25 Jan 2008
A semiconductor laser that can be switched on and off by an external laser pulse could remove the need to convert light pulses into electrical signals in telecoms systems.
Physicists in the UK and Germany have harnessed the curious properties of soliton waves to create a new type of semiconductor laser that can be switched on and off using light pulses. The team believe that this "cavity soliton laser" could play an important role in all-optical telecoms systems, in which data are switched and routed without the need to convert light pulses into electrical signals and back again - processes that can slow down communications and create large amounts of waste heat.

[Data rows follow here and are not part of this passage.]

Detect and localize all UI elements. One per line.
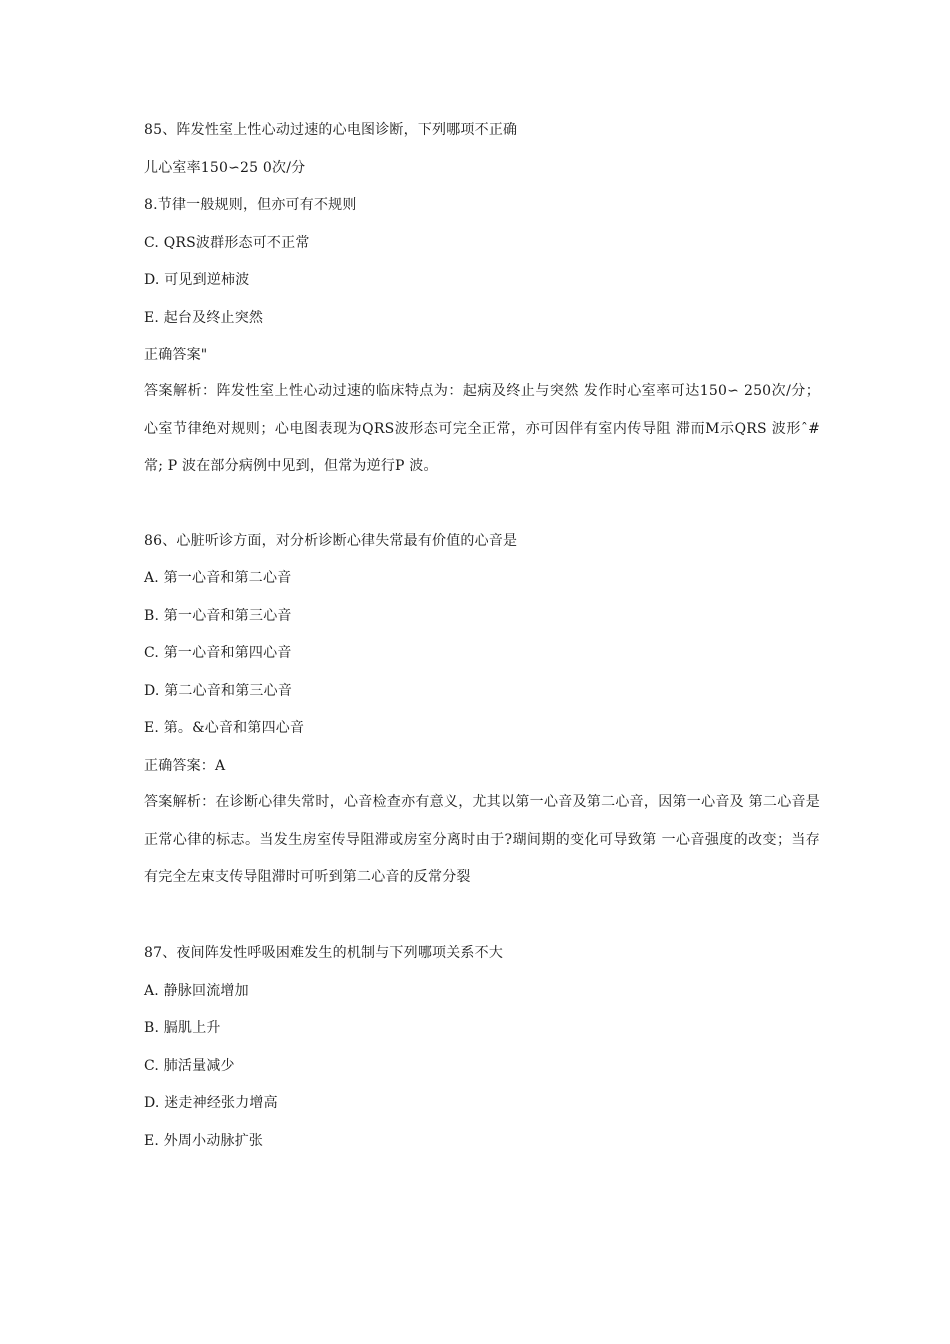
question-87-option-a: A. 静脉回流增加 xyxy=(144,983,249,999)
question-86-answer: 正确答案：A xyxy=(144,758,226,774)
question-85-option-e: E. 起台及终止突然 xyxy=(144,310,264,326)
question-87-option-b: B. 膈肌上升 xyxy=(144,1020,221,1036)
question-86-option-e: E. 第。&心音和第四心音 xyxy=(144,720,305,736)
question-85-option-d: D. 可见到逆柿波 xyxy=(144,272,250,288)
question-86-option-c: C. 第一心音和第四心音 xyxy=(144,645,292,661)
question-85-answer: 正确答案" xyxy=(144,347,208,363)
question-86-stem: 86、心脏听诊方面，对分析诊断心律失常最有价值的心音是 xyxy=(144,533,518,549)
question-87-option-d: D. 迷走神经张力增高 xyxy=(144,1095,278,1111)
question-87-stem: 87、夜间阵发性呼吸困难发生的机制与下列哪项关系不大 xyxy=(144,945,504,961)
question-85-stem: 85、阵发性室上性心动过速的心电图诊断，下列哪项不正确 xyxy=(144,122,518,138)
question-86-analysis: 答案解析：在诊断心律失常时，心音检查亦有意义，尤其以第一心音及第二心音，因第一心音及 第二心音是正常心律的标志。当发生房室传导阻滞或房室分离时由于?瑚间期的变化可导致第 一心音强度的改变；当存有完全左束支传导阻滞时可听到第二心音的反常分裂 xyxy=(144,794,820,885)
question-87-option-e: E. 外周小动脉扩张 xyxy=(144,1133,264,1149)
question-86-option-d: D. 第二心音和第三心音 xyxy=(144,683,293,699)
question-85-option-b: 8.节律一般规则，但亦可有不规则 xyxy=(144,197,357,213)
question-85-analysis: 答案解析：阵发性室上性心动过速的临床特点为：起病及终止与突然 发作时心室率可达150∽ 250次/分；心室节律绝对规则；心电图表现为QRS波形态可完全正常，亦可因伴有室内传导阻 滞而M示QRS 波形ˆ#常; P 波在部分病例中见到，但常为逆行P 波。 xyxy=(144,383,820,474)
question-85-option-a: 儿心室率150∽25 0次/分 xyxy=(144,160,306,176)
question-86-option-b: B. 第一心音和第三心音 xyxy=(144,608,292,624)
question-86-option-a: A. 第一心音和第二心音 xyxy=(144,570,292,586)
question-85-option-c: C. QRS波群形态可不正常 xyxy=(144,235,310,251)
question-87-option-c: C. 肺活量减少 xyxy=(144,1058,235,1074)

The system, which is based on a vertical-cavity surface-emitting laser (VCSEL) built by the German firm ULM Photonics, was assembled and characterized by Thorsten Ackemann and colleagues at the University of Strathclyde in the UK (Phys. Rev. Lett. 100 013907).
Normally, a VCSEL emits laser light when a current is injected into the optical cavity. In this case, however, the team put a smaller current through the device so that it did not emit laser light. The device is coupled to an external optical cavity containing a diffraction grating, which defines the frequency of the light reflected within the external cavity. This frequency is deliberately offset slightly from the frequency of light within the free-running VCSEL.
The team then fired a pulse from an external laser at a small spot 12 µm in diameter in the VCSEL cavity. This alters the refractive index at that spot, causing the resonant frequency of the VCSEL in the region of the spot to become the same as the resonant frequency of the external cavity.
The end result is that a bright spot of light forms inside the VCSEL. In fact, this spot is a soliton - a solitary wave that confines itself to the same area, and does not spread out into the rest of the cavity. Such self-confinement occurs because the soliton light continues to modify the local refractive index, while the step-change in refractive index outside of the soliton region prevents the light from moving into the rest of the material.
And it's this confinement that causes the intensity of light to increase rapidly, in effect creating a small laser at that location. The laser can then be switched off by firing a second laser pulse at the region, which further modifies the index of refraction and destroys the soliton. This procedure can be repeated at multiple locations within the VCSEL, which leads to an ensemble of "microlasers".
The present device emits near-infrared light with a wavelength of 980 nm, whereas telecoms devices operate at longer wavelengths. Ackemann told physicsworld.com that there is in principle no obstacle to the realization of similar cavity soliton lasers that operate at telecoms wavelengths and described this as a "challenge for the future".
The team are now working on miniaturizing the device, which currently has an external cavity that is 50 cm in length. Ackemann is confident that this can be reduced to several centimetres without too much trouble, and that it may be possible to create the entire laser on a single chip.
Last month, the Strathclyde group and European colleagues showed that a similar cavity soliton device can be used to delay the propagation of light pulses - another important function that could be used in telecoms devices (Appl. Phys. Lett. 92 011101). Ackemann said that the team are also trying to build cavity soliton laser devices that can both switch and delay light.
Progress will rely not least on achieving high-quality growth of the VCSEL structures. The devices were fabricated by molecular beam epitaxy - a technique that is used to make semiconductor lasers for commercial use. Ackemann described the process for advancing the cavity soliton lasers as "difficult but possible".